Sean Windeatt: Well, Rich, maybe I’ll start that, Rich, it’s Sean. You’re right to say, so last year, last year rates for us was up in constant currency, 4.3%. As we said last year, last year, as you’re going into the rising interest rate environment, you get a bit of choppiness and lumpiness in terms of — in some of the businesses. You can remember, we pointed out in Q3 and Q4, who would have thought that inflation business would actually be — have lower volumes during Q3 and Q4 of ’22 at a time and rates are rising. That piece is behind us now. And hence, the fact that I spent all of my prepared remarks talking about what’s happened in Q1. And in Q1, you noticed that all of the asset classes are performing, are increasing.

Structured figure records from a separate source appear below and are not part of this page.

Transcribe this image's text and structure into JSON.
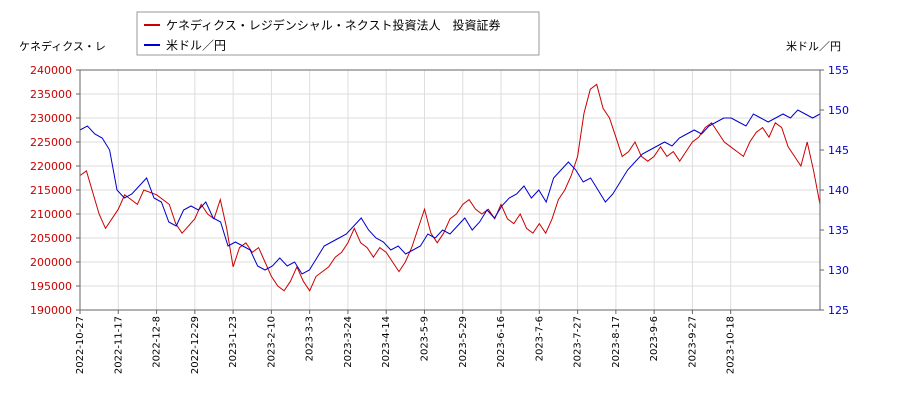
{
  "chart_data": {
    "type": "line",
    "left_axis_title": "ケネディクス・レ",
    "right_axis_title": "米ドル／円",
    "y_left": {
      "min": 190000,
      "max": 240000,
      "step": 5000,
      "ticks": [
        "190000",
        "195000",
        "200000",
        "205000",
        "210000",
        "215000",
        "220000",
        "225000",
        "230000",
        "235000",
        "240000"
      ]
    },
    "y_right": {
      "min": 125,
      "max": 155,
      "step": 5,
      "ticks": [
        "125",
        "130",
        "135",
        "140",
        "145",
        "150",
        "155"
      ]
    },
    "x_ticks": [
      "2022-10-27",
      "2022-11-17",
      "2022-12-8",
      "2022-12-29",
      "2023-1-23",
      "2023-2-10",
      "2023-3-3",
      "2023-3-24",
      "2023-4-14",
      "2023-5-9",
      "2023-5-29",
      "2023-6-16",
      "2023-7-6",
      "2023-7-27",
      "2023-8-17",
      "2023-9-6",
      "2023-9-27",
      "2023-10-18"
    ],
    "grid": true,
    "legend_position": "top",
    "series": [
      {
        "name": "ケネディクス・レジデンシャル・ネクスト投資法人　投資証券",
        "axis": "left",
        "color": "#cc0000",
        "points": [
          [
            0,
            218000
          ],
          [
            1,
            219000
          ],
          [
            3,
            210000
          ],
          [
            4,
            207000
          ],
          [
            6,
            211000
          ],
          [
            7,
            214000
          ],
          [
            9,
            212000
          ],
          [
            10,
            215000
          ],
          [
            12,
            214000
          ],
          [
            14,
            212000
          ],
          [
            15,
            208000
          ],
          [
            16,
            206000
          ],
          [
            18,
            209000
          ],
          [
            19,
            212000
          ],
          [
            20,
            210000
          ],
          [
            21,
            209000
          ],
          [
            22,
            213000
          ],
          [
            23,
            207000
          ],
          [
            24,
            199000
          ],
          [
            25,
            203000
          ],
          [
            26,
            204000
          ],
          [
            27,
            202000
          ],
          [
            28,
            203000
          ],
          [
            29,
            200000
          ],
          [
            30,
            197000
          ],
          [
            31,
            195000
          ],
          [
            32,
            194000
          ],
          [
            33,
            196000
          ],
          [
            34,
            199000
          ],
          [
            35,
            196000
          ],
          [
            36,
            194000
          ],
          [
            37,
            197000
          ],
          [
            38,
            198000
          ],
          [
            39,
            199000
          ],
          [
            40,
            201000
          ],
          [
            41,
            202000
          ],
          [
            42,
            204000
          ],
          [
            43,
            207000
          ],
          [
            44,
            204000
          ],
          [
            45,
            203000
          ],
          [
            46,
            201000
          ],
          [
            47,
            203000
          ],
          [
            48,
            202000
          ],
          [
            49,
            200000
          ],
          [
            50,
            198000
          ],
          [
            51,
            200000
          ],
          [
            52,
            203000
          ],
          [
            53,
            207000
          ],
          [
            54,
            211000
          ],
          [
            55,
            206000
          ],
          [
            56,
            204000
          ],
          [
            57,
            206000
          ],
          [
            58,
            209000
          ],
          [
            59,
            210000
          ],
          [
            60,
            212000
          ],
          [
            61,
            213000
          ],
          [
            62,
            211000
          ],
          [
            63,
            210000
          ],
          [
            64,
            211000
          ],
          [
            65,
            209000
          ],
          [
            66,
            212000
          ],
          [
            67,
            209000
          ],
          [
            68,
            208000
          ],
          [
            69,
            210000
          ],
          [
            70,
            207000
          ],
          [
            71,
            206000
          ],
          [
            72,
            208000
          ],
          [
            73,
            206000
          ],
          [
            74,
            209000
          ],
          [
            75,
            213000
          ],
          [
            76,
            215000
          ],
          [
            77,
            218000
          ],
          [
            78,
            222000
          ],
          [
            79,
            231000
          ],
          [
            80,
            236000
          ],
          [
            81,
            237000
          ],
          [
            82,
            232000
          ],
          [
            83,
            230000
          ],
          [
            84,
            226000
          ],
          [
            85,
            222000
          ],
          [
            86,
            223000
          ],
          [
            87,
            225000
          ],
          [
            88,
            222000
          ],
          [
            89,
            221000
          ],
          [
            90,
            222000
          ],
          [
            91,
            224000
          ],
          [
            92,
            222000
          ],
          [
            93,
            223000
          ],
          [
            94,
            221000
          ],
          [
            95,
            223000
          ],
          [
            96,
            225000
          ],
          [
            97,
            226000
          ],
          [
            98,
            228000
          ],
          [
            99,
            229000
          ],
          [
            100,
            227000
          ],
          [
            101,
            225000
          ],
          [
            102,
            224000
          ],
          [
            103,
            223000
          ],
          [
            104,
            222000
          ],
          [
            105,
            225000
          ],
          [
            106,
            227000
          ],
          [
            107,
            228000
          ],
          [
            108,
            226000
          ],
          [
            109,
            229000
          ],
          [
            110,
            228000
          ],
          [
            111,
            224000
          ],
          [
            112,
            222000
          ],
          [
            113,
            220000
          ],
          [
            114,
            225000
          ],
          [
            115,
            219000
          ],
          [
            116,
            212000
          ]
        ]
      },
      {
        "name": "米ドル／円",
        "axis": "right",
        "color": "#0000cc",
        "points": [
          [
            0,
            147.5
          ],
          [
            1,
            148.0
          ],
          [
            2,
            147.0
          ],
          [
            3,
            146.5
          ],
          [
            4,
            145.0
          ],
          [
            5,
            140.0
          ],
          [
            6,
            139.0
          ],
          [
            7,
            139.5
          ],
          [
            8,
            140.5
          ],
          [
            9,
            141.5
          ],
          [
            10,
            139.0
          ],
          [
            11,
            138.5
          ],
          [
            12,
            136.0
          ],
          [
            13,
            135.5
          ],
          [
            14,
            137.5
          ],
          [
            15,
            138.0
          ],
          [
            16,
            137.5
          ],
          [
            17,
            138.5
          ],
          [
            18,
            136.5
          ],
          [
            19,
            136.0
          ],
          [
            20,
            133.0
          ],
          [
            21,
            133.5
          ],
          [
            22,
            133.0
          ],
          [
            23,
            132.5
          ],
          [
            24,
            130.5
          ],
          [
            25,
            130.0
          ],
          [
            26,
            130.5
          ],
          [
            27,
            131.5
          ],
          [
            28,
            130.5
          ],
          [
            29,
            131.0
          ],
          [
            30,
            129.5
          ],
          [
            31,
            130.0
          ],
          [
            32,
            131.5
          ],
          [
            33,
            133.0
          ],
          [
            34,
            133.5
          ],
          [
            35,
            134.0
          ],
          [
            36,
            134.5
          ],
          [
            37,
            135.5
          ],
          [
            38,
            136.5
          ],
          [
            39,
            135.0
          ],
          [
            40,
            134.0
          ],
          [
            41,
            133.5
          ],
          [
            42,
            132.5
          ],
          [
            43,
            133.0
          ],
          [
            44,
            132.0
          ],
          [
            45,
            132.5
          ],
          [
            46,
            133.0
          ],
          [
            47,
            134.5
          ],
          [
            48,
            134.0
          ],
          [
            49,
            135.0
          ],
          [
            50,
            134.5
          ],
          [
            51,
            135.5
          ],
          [
            52,
            136.5
          ],
          [
            53,
            135.0
          ],
          [
            54,
            136.0
          ],
          [
            55,
            137.5
          ],
          [
            56,
            136.5
          ],
          [
            57,
            138.0
          ],
          [
            58,
            139.0
          ],
          [
            59,
            139.5
          ],
          [
            60,
            140.5
          ],
          [
            61,
            139.0
          ],
          [
            62,
            140.0
          ],
          [
            63,
            138.5
          ],
          [
            64,
            141.5
          ],
          [
            65,
            142.5
          ],
          [
            66,
            143.5
          ],
          [
            67,
            142.5
          ],
          [
            68,
            141.0
          ],
          [
            69,
            141.5
          ],
          [
            70,
            140.0
          ],
          [
            71,
            138.5
          ],
          [
            72,
            139.5
          ],
          [
            73,
            141.0
          ],
          [
            74,
            142.5
          ],
          [
            75,
            143.5
          ],
          [
            76,
            144.5
          ],
          [
            77,
            145.0
          ],
          [
            78,
            145.5
          ],
          [
            79,
            146.0
          ],
          [
            80,
            145.5
          ],
          [
            81,
            146.5
          ],
          [
            82,
            147.0
          ],
          [
            83,
            147.5
          ],
          [
            84,
            147.0
          ],
          [
            85,
            148.0
          ],
          [
            86,
            148.5
          ],
          [
            87,
            149.0
          ],
          [
            88,
            149.0
          ],
          [
            89,
            148.5
          ],
          [
            90,
            148.0
          ],
          [
            91,
            149.5
          ],
          [
            92,
            149.0
          ],
          [
            93,
            148.5
          ],
          [
            94,
            149.0
          ],
          [
            95,
            149.5
          ],
          [
            96,
            149.0
          ],
          [
            97,
            150.0
          ],
          [
            98,
            149.5
          ],
          [
            99,
            149.0
          ],
          [
            100,
            149.5
          ]
        ]
      }
    ]
  }
}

Yes, up 8% overall, 10% on constant currency, but that’s actually across the board. And albeit that at the start of — it started in December and its continued favorably into Jan and Feb. And I think as Howard pointed out before, it takes — the lag between going into the interest rate — rising interest rate environment, now we are there. And that’s where trading — that’s why trading volumes are increasing for us, starting in December and continued strongly into Q1.
Howard Lutnick: So the CME had — is very pure in short-term rates and you saw last year, they had volume growth and short-term rates. They had less volume growth and long-term rates. You were going to watch the volume just smoothly go out across the curve, across products, across our entire product mix. So I don’t think it matters which product it is. It’s not going to be — smooth was the wrong word. It’s going to be relentless would be the right word. I think, volumes will go to the long end. I think volumes will go again, up in the short end, where the Fed is moving things, where market perception is, will change volumes up or down. But the answer is going to be the vast issuance of treasuries, the vast issuance of credit, the vast issuance that’s coming will not be met with the government buying it.
It will be met by trading volume happening. And that velocity will go through the business as we return to the traditional volume. So I would think you’re going to see it now. I told you this in the — right, in the middle of the year, I said, we’re going to be choppy. There are going to be many of our businesses that are going to be up big and some will be down illogically, but that will end by beginning of this year. It ended by December. But the answer is, we are growth business now and you’re going to see it across our businesses, some stronger than others, right, in one quarter or another. But you are going to feel the path relentlessly move forward in a positive way as these relationships return.
Rich Repetto: Got it. It’s going to be fun to watch, Howard. So the next — my follow-up question would be on FMX. In the earnings release, you talked about it being on track, but you didn’t mention that the launch date or the soft launch date to be reaffirmed in the second quarter. Could you talk about what contract means for FMX?
Howard Lutnick: Yeah. That means, nothing has really changed, sorry. I mean, our perceptions are that we are — we finished — we will finish this quarter. The regulatory answers to their questions, we will get approval. Soon after when the government chooses to give us those approvals, we will then announce our soft launch date, and we will begin. So these processes are just we’re moving forward. We’re excited about it. Imagine being able to open a US rates futures platform competing with the $67 billion Chicago Mercantile Exchange into the greatest reemergence of rates of volume in more than a decade. I mean, timing is — you can’t be more excited around this firm these days. It is so exciting. It is so exciting by the clients. They are ready for it. They want it. And this is the greatest timing for it. Volumes are here, volumes are going to grow. $67 billion monopoly ready for a little competition. This is going to be fine.